Allocation system setup optimization in a cost-benefit perspective

CMR has developed an in-house framework for efficient and accurate modelling of allocation systems, uncertainty calculations and optimization/risk minimization, combining longstanding in-depth domain knowledge of flow metering and state-of-the-art computational methods. The developed approach is fully compliant with the ISO Guide to the expression of uncertainty in measurement (ISO GUM).

Allocation system setup optimization in a cost-benefit perspective

ABSTRACT: Allocation of hydrocarbons to their original production sources, also known as hydrocarbon accounting, is a key factor for the distribution of costs, revenues and taxes between interested parties in field development and production of oil and gas. When developing an allocation system, the allocation uncertainties in the system should be understood and accepted by all involved parties. Furthermore, the implemented allocation system should be cost efficient and practical to operate. One of the pivotal design questions for such an allocation system is the choice of measurement uncertainty of the individual metering stations comprizing the system. In this paper, we device a framework for allocation system modeling that allows for an algorithmic solution to the problem of optimizing the allocation system setup, i.e., choosing the right meter with the right uncertainty at the right place. This includes balancing the risk associated with misallocation due to measurement uncertainty against the cost of realizing the system. The presented framework makes use of a combination of optimization and ISO Guide to the Expression of Uncertainty in Measurement (ISO GUM) compliant Monte Carlo simulations. We illustrate the usefulness of our framework by applying it to example allocation systems with different allocation principles and production rates.

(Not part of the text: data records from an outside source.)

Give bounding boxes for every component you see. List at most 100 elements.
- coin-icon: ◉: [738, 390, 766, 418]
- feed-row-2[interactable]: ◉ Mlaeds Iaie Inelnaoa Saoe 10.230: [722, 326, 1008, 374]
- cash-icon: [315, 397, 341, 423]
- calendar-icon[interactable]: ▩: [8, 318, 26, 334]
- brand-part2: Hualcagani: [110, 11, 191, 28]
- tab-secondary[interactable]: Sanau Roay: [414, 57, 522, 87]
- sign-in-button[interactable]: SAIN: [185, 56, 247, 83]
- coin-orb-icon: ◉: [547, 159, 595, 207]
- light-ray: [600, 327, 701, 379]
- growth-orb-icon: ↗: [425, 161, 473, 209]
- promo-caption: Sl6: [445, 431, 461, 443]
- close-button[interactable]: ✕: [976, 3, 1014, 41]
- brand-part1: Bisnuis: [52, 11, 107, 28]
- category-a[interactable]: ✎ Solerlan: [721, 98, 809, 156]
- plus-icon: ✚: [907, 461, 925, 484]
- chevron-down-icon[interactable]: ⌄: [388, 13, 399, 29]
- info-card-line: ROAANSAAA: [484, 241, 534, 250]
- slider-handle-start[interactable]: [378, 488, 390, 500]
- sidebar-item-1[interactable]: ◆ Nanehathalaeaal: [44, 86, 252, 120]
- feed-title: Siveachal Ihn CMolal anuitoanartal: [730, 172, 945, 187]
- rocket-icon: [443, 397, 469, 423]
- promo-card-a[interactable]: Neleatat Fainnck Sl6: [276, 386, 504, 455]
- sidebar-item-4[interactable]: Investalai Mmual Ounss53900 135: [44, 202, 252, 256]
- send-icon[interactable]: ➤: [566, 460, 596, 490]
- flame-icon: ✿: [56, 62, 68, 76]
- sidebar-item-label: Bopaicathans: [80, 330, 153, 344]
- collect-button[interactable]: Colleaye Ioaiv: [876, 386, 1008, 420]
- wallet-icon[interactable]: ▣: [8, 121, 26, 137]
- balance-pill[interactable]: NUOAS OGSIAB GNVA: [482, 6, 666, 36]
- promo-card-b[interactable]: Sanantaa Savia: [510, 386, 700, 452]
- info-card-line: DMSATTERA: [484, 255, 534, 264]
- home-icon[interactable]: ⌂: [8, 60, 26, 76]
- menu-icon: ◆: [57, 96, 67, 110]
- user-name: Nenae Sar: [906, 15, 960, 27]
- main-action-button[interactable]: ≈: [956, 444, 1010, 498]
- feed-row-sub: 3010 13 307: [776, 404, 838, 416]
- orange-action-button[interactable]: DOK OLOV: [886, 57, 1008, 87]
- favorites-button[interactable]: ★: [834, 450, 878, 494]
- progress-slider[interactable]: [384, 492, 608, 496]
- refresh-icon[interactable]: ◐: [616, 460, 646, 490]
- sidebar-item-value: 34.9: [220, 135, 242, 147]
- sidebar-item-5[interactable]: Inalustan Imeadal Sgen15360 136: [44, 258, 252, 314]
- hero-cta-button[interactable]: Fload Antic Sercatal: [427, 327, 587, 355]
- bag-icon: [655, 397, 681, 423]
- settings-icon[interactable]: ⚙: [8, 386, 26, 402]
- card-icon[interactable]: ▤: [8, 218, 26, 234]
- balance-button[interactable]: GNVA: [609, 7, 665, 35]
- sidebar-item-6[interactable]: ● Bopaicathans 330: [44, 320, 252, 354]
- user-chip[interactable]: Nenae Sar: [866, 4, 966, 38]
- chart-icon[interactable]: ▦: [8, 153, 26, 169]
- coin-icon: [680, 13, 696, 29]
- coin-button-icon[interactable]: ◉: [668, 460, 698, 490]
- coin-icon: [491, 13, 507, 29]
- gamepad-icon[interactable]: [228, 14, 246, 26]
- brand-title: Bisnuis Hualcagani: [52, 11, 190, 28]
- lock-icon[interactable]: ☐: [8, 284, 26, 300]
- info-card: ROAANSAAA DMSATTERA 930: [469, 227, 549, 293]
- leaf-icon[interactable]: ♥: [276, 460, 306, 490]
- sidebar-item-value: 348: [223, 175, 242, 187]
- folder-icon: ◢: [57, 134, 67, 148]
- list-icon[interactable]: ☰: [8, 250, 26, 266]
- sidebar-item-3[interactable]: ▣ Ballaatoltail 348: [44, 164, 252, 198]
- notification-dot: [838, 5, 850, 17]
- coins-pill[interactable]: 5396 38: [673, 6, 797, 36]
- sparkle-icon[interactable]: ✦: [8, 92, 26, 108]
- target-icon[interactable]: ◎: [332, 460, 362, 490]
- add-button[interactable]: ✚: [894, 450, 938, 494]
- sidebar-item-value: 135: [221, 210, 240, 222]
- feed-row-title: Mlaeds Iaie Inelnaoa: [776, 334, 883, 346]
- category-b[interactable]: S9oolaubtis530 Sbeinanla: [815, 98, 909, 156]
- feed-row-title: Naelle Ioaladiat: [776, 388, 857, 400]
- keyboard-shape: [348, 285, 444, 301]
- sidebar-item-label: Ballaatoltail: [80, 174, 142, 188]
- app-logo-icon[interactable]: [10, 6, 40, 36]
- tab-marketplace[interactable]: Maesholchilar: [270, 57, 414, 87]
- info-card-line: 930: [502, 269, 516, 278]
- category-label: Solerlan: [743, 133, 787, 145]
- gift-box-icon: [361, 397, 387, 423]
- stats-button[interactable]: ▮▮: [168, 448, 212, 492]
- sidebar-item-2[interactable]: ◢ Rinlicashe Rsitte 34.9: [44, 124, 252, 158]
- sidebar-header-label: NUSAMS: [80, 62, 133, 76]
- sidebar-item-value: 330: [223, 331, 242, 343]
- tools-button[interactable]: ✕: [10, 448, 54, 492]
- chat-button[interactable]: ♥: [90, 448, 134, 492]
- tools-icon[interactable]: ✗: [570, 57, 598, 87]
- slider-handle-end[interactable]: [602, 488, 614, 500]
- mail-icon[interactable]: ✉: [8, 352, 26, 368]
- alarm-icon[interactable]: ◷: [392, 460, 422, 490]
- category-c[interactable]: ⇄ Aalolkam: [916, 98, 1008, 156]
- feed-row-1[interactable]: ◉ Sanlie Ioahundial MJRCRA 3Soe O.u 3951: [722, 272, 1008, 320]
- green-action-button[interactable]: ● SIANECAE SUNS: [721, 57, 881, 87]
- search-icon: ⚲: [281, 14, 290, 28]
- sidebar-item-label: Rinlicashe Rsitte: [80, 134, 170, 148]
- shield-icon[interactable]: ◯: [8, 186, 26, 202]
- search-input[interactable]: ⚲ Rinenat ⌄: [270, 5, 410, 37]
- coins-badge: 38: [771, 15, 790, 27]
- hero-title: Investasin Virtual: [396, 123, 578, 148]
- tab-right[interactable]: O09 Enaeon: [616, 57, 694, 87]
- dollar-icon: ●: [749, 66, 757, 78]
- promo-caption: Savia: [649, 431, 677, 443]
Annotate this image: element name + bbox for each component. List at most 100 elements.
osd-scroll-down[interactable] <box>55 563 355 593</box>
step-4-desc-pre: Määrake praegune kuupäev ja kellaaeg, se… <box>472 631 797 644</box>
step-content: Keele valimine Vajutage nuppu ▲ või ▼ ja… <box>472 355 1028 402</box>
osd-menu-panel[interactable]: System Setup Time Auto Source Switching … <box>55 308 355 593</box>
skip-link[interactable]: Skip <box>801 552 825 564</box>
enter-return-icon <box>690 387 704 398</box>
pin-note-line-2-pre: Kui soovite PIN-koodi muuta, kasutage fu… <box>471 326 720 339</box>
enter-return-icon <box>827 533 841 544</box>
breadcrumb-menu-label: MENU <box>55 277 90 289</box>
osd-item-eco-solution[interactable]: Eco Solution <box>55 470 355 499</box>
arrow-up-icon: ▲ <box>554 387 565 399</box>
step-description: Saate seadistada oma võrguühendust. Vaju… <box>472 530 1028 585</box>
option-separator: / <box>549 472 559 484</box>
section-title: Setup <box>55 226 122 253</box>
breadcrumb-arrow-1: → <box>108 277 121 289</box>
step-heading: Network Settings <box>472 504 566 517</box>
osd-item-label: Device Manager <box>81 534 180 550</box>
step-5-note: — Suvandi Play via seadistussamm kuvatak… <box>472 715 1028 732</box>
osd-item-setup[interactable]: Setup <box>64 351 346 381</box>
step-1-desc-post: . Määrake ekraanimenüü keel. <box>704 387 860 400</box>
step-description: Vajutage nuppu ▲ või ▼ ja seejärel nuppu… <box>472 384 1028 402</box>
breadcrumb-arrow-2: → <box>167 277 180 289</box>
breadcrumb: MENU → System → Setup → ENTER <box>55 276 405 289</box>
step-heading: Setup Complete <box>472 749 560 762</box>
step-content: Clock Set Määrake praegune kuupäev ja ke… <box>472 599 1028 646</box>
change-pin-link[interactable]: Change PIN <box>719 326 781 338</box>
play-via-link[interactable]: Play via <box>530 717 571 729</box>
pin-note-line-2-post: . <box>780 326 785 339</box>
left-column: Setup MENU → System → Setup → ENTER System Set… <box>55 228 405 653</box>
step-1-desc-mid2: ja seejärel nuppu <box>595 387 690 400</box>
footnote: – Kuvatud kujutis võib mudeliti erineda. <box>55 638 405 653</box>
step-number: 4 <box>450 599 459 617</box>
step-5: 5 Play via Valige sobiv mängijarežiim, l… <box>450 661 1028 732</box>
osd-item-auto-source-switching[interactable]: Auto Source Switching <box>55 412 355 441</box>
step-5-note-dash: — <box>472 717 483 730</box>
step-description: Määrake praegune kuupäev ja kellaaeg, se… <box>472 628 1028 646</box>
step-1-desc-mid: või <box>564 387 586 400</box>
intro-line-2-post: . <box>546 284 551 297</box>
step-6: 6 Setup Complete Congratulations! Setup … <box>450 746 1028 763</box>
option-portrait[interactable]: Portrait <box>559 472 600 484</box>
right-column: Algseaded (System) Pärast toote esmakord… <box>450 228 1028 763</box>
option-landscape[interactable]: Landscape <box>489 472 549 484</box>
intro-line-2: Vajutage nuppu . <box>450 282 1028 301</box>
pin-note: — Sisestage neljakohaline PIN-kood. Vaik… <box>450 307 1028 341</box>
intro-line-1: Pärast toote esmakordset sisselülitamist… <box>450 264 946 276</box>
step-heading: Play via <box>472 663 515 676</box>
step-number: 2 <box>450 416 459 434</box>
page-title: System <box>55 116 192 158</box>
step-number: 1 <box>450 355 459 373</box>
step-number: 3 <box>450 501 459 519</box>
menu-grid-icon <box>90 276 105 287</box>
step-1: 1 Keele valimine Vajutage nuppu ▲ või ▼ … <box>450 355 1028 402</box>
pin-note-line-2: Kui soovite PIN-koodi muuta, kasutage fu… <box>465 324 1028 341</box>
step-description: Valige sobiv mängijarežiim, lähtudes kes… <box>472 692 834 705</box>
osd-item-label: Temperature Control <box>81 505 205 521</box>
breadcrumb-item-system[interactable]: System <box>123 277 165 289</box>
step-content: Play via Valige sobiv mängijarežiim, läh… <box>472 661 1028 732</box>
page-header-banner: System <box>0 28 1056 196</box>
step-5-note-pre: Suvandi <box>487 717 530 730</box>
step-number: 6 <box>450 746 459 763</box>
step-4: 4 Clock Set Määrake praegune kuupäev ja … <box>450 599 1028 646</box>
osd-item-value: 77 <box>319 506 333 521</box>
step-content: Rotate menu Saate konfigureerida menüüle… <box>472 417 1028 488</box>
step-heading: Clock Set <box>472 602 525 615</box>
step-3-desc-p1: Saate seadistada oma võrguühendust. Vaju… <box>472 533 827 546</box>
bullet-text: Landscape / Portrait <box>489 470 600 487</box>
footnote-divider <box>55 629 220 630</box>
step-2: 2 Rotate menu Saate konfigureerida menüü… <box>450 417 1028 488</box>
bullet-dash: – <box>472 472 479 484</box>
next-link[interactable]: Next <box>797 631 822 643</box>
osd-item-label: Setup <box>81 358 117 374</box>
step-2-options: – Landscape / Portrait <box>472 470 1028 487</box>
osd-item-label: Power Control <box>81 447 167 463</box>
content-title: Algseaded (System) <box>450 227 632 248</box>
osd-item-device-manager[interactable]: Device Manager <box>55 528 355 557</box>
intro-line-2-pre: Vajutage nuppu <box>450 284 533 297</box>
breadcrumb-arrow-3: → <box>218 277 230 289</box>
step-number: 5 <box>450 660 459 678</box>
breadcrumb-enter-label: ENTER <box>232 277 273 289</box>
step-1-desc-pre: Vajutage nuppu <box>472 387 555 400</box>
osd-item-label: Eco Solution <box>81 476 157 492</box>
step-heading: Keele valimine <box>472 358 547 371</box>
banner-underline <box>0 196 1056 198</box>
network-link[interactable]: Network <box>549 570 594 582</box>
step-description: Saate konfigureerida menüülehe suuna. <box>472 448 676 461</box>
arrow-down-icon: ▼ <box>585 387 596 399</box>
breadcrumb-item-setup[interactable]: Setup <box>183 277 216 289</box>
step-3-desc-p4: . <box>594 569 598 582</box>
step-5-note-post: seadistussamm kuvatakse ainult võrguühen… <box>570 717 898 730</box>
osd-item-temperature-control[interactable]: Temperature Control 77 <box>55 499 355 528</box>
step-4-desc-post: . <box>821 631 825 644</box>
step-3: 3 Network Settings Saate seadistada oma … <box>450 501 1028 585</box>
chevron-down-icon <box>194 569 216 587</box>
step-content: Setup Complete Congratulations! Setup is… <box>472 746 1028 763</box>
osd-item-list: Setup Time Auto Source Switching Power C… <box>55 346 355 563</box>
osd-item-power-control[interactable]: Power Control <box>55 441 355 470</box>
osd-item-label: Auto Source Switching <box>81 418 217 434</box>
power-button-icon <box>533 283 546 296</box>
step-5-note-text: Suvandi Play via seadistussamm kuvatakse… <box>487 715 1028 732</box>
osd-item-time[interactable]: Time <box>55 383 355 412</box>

We review the obtained results and provide a discussion of strengths and current limitations of the proposed approach.

The main contributions of this paper are 1) a novel framework for determining the optimal allocation system setup, 2) a flexible mathematical model for allocation systems, and 3) a description of a practical implementation of the framework as a coupling between Monte Carlo simulations and an optimization routine.

DOI: 10.1016/j.petrol.2016.08.025